Posted on: January 12, 2021

This reflection has two parts.

If we took this Facebook post seriously, a naysayer might agree with its sentiment point out the ridiculous lengths it now takes to charge an electric vehicle in an emergency. But a more objective person would point out how the environment is not ready for a progressive change, i.e., there are not enough charging stations.

If we look back in history, we might find that petrol-based cars had the same issue when the system was optimised for animal-drawn vehicles. There would not have been enough fuel stations, the laws would have favoured horses, the roads would not have been tarmacked, etc.

So it does not make sense to judge an incoming change with the standards of an outgoing one. Instead, we should make way or embrace change, even if it might look ridiculous or feel uncomfortable now. How else is change going to happen?

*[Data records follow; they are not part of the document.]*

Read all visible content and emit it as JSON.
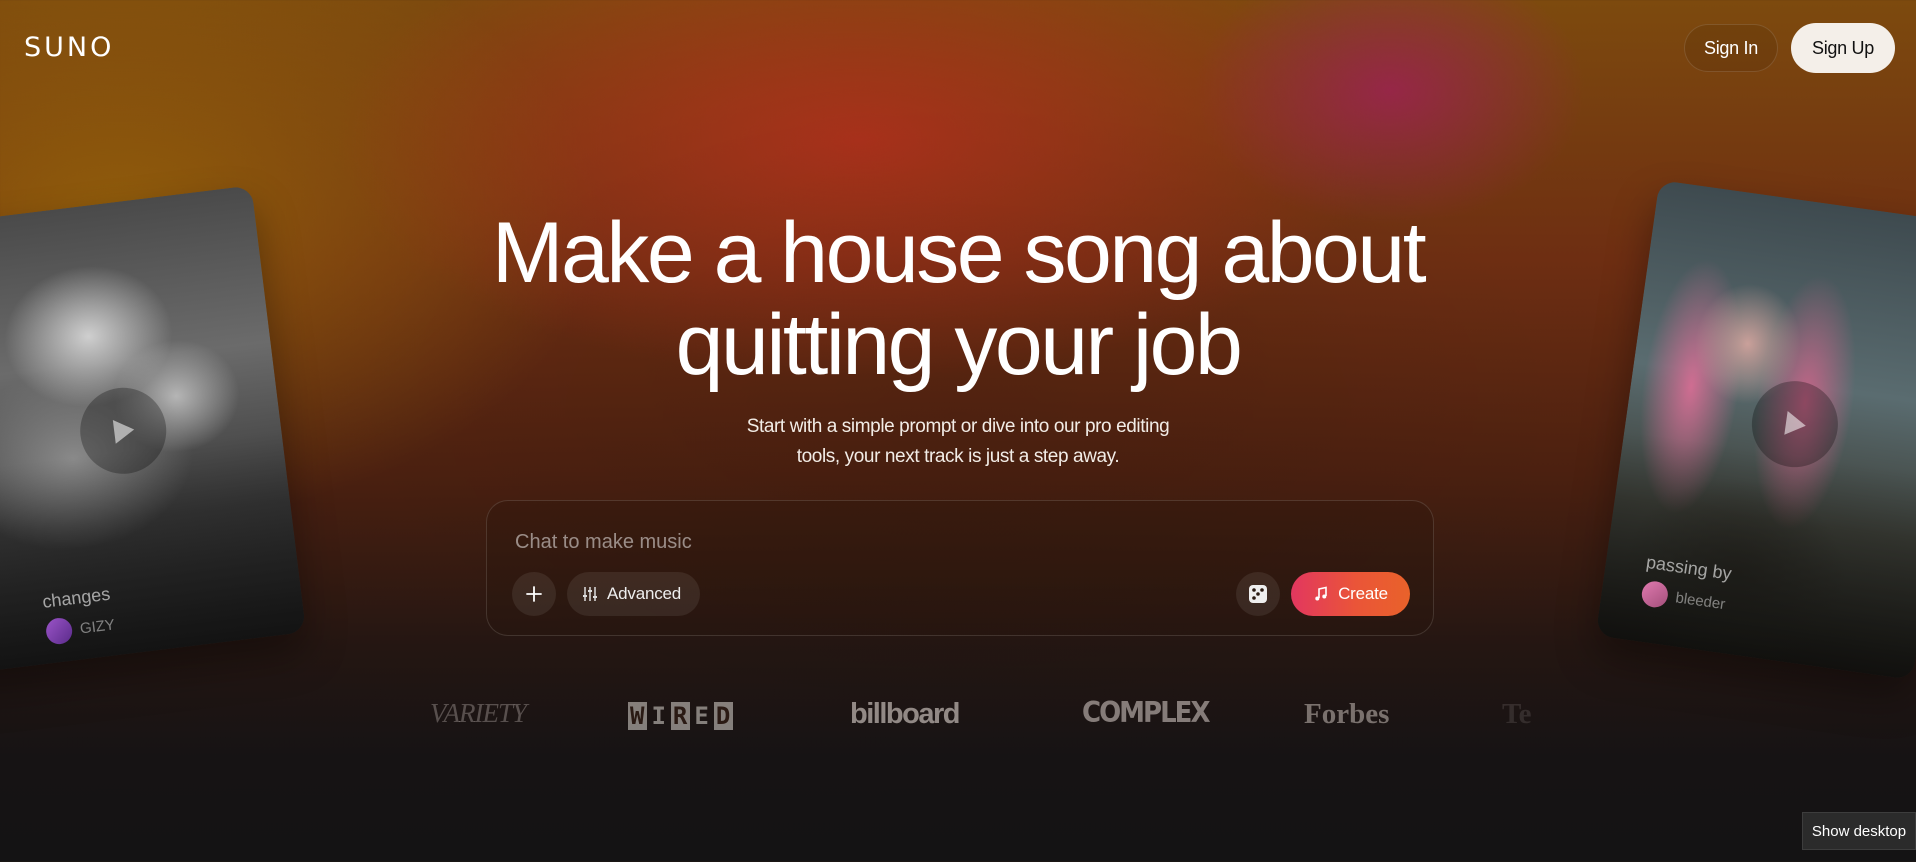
{
  "brand": {
    "logo_text": "SUNO"
  },
  "header": {
    "sign_in_label": "Sign In",
    "sign_up_label": "Sign Up"
  },
  "hero": {
    "headline_line1": "Make a house song about",
    "headline_line2": "quitting your job",
    "subtitle_line1": "Start with a simple prompt or dive into our pro editing",
    "subtitle_line2": "tools, your next track is just a step away."
  },
  "chat": {
    "placeholder": "Chat to make music",
    "value": "",
    "add_icon": "plus-icon",
    "advanced_label": "Advanced",
    "advanced_icon": "sliders-icon",
    "random_icon": "dice-icon",
    "create_label": "Create",
    "create_icon": "music-note-icon"
  },
  "cards": [
    {
      "title": "changes",
      "artist": "GIZY",
      "icon": "play-icon"
    },
    {
      "title": "passing by",
      "artist": "bleeder",
      "icon": "play-icon"
    }
  ],
  "press_logos": [
    "VARIETY",
    "WIRED",
    "billboard",
    "COMPLEX",
    "Forbes",
    "Te"
  ],
  "taskbar": {
    "show_desktop_label": "Show desktop"
  },
  "colors": {
    "create_gradient_start": "#e2375f",
    "create_gradient_end": "#e9622a",
    "sign_up_bg": "#f4efe9"
  }
}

But the premise of that Facebook post was false. Two news agencies [Reuters] [USA Today] pointed out that the premise was not accurate.

“The photo was actually misinterpreted,” Christian Klejna, a technical expert at ÖAMTC, told Reuters via email. “This is not a petrol generator, but a mobile power bank for e-cars. The “Mobile Electric Vehicle Charger” consists of several lithium cells and can deliver electricity for about twelve kilometers to an electric vehicle.”

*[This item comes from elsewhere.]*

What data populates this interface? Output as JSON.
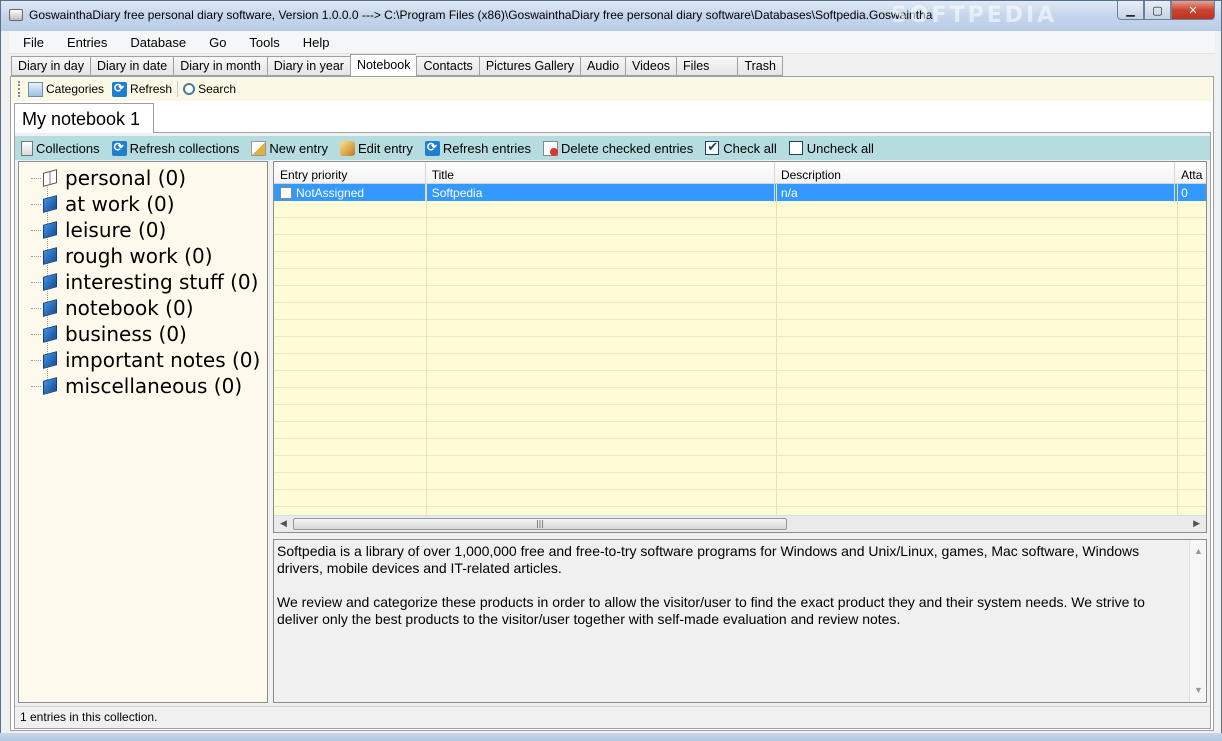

The rescue vehicle was diesel-powered, not petrol-driven. The charger was not diesel but electric instead. If the argument is still that the rescue vehicle was not electric, it misses the point.

Using factually incorrect “memes” does not make you correct. It does not counter the fact that change in transition, particularly in its early stages, looks clumsy. Resisting progressive change with ignorance does not strengthen a laggard’s cause.